I know it is really hard to get a work permit in Singapore. Someone told me I might be able to find work teaching English, even though everybody already speaks it. I would teach other ex-pats or tutor children. Apparently some people come there to study English because it is cheaper to be there than their home country. Is that a good way to find work? Is it the only way?


----------



## movemove (Jul 22, 2007)

What are your qualification? Employers in Singapore look greatly upon qualification, you will realise its quite a superficial place and environment when you relocate here for a period of time. Most organisations here are fond of giving an exaggerated impressive front while hiding its real self.


----------



## movemove (Jul 22, 2007)

I don't think its hard to get work permit in Singapore as long as a company is willing to pay you a wage above a certain amount which isn't alot. 

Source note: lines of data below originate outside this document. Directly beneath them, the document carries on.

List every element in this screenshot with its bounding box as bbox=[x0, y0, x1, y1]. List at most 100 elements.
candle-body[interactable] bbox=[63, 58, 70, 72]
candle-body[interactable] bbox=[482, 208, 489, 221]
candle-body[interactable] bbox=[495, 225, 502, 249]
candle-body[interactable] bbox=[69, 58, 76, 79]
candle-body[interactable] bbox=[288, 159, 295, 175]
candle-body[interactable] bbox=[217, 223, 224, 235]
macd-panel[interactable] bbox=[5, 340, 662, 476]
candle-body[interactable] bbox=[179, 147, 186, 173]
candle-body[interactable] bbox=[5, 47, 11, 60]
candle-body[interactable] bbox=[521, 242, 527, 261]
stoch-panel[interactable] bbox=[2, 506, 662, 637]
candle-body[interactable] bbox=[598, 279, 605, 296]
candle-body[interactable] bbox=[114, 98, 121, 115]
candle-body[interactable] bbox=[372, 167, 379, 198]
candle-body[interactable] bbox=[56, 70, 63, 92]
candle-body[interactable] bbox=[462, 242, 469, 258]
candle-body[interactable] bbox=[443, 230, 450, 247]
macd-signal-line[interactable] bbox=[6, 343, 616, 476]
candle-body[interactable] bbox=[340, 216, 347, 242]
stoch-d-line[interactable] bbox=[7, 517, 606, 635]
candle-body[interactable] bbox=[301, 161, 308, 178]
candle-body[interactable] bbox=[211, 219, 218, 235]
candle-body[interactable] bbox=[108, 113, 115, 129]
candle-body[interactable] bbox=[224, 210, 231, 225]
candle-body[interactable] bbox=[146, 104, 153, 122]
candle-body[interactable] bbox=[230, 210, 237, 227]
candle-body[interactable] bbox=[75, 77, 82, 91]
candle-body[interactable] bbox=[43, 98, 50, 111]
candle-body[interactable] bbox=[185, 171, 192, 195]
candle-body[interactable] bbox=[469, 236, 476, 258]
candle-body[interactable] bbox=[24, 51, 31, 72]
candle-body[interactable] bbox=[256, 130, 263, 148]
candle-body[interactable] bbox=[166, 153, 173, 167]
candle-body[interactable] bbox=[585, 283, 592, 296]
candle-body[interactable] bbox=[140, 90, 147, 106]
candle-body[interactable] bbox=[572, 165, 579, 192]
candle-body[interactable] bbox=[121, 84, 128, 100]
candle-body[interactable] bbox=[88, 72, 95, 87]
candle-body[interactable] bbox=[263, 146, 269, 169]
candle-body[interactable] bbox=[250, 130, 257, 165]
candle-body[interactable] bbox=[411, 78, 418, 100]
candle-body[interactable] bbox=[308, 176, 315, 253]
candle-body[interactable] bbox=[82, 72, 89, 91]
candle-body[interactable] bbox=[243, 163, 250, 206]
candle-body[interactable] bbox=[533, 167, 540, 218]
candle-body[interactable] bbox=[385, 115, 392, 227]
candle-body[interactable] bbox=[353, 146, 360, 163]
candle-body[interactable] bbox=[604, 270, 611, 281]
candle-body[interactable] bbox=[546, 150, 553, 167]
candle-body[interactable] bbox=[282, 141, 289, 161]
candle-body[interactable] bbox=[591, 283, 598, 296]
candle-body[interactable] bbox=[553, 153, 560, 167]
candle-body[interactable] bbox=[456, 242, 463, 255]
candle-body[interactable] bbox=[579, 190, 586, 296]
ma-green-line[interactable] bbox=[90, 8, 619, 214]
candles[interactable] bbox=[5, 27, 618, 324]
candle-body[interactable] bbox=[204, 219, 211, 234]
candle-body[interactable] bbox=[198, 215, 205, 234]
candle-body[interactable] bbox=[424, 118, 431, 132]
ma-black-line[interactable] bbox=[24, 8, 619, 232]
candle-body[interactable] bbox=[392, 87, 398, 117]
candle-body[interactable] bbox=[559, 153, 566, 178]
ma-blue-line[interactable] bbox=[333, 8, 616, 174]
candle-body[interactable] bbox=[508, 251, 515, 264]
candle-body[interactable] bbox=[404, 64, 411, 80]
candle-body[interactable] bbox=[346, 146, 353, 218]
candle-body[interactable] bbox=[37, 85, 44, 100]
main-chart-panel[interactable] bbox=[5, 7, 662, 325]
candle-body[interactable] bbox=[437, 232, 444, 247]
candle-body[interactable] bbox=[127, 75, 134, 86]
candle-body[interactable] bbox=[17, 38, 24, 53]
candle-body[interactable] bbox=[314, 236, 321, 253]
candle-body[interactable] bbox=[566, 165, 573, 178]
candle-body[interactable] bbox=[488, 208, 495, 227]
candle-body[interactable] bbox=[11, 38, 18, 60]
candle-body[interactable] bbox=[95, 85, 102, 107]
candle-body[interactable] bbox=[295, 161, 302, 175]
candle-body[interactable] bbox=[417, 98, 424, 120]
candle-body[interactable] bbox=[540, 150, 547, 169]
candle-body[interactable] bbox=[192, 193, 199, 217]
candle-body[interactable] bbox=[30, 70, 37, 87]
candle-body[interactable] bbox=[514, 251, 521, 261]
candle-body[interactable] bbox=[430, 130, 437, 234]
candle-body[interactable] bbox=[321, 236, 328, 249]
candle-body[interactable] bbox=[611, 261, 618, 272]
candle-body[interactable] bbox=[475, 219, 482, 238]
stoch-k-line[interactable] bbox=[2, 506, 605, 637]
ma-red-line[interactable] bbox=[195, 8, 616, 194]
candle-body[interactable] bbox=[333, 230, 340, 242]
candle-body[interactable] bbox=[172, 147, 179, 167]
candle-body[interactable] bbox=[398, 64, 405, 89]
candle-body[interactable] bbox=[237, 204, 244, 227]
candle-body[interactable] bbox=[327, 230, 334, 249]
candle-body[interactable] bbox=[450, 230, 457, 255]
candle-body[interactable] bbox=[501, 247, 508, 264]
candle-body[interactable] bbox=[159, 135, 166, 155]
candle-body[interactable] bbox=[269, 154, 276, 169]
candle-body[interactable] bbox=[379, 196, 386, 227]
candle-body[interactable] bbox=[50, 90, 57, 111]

The impression I got from seeing the number of foreign workers seems as though they are giving out work permits like discount coupons. Employers here are quite exploitive as far as I experienced, unless you are getting scouted to work here as a senior executive (Director/CEO etc.), you are better off working elsewhere or staying where you are with the below average social environment and working culture here. Don't believe what you hear about it being a superbly clean place...its not when you venture into the suburbs. Crime rates are low though and you won't see firearms on anyone except the police, not even fire crackers.


----------



## synthia (Apr 18, 2007)

Remember, Singapore is being evaluated on cleanliness by comparing it to other countries in Asia, where the litter is piled in the streets, the water isn't safe to drink, and there is standing water full of mosquito larvae nearly everywhere. And there are a few people who are comparing it to itself fifty years ago.

Besides, most of the commentsabout it being clean are probably intended to be negative, because people see Singapore as repressive. Especially after the chewing gum ban.


----------



## sling (May 24, 2007)

Again, you are assuming that I have to live in plush quarters, have never been to Singapore, and am only coming to get rich.


----------



## movemove (Jul 22, 2007)

sling said:


> Again, you are assuming that I have to live in plush quarters, have never been to Singapore, and am only coming to get rich.


I am not assuming you are trying to get rich by working in Singapore, that would be laughable. What I am trying to say is not to expect the social and working culture/environment to be on par or above other developed nations. Just don't want you to have unrealistic expectations and be let down after you put everything you have on trying to get there.


----------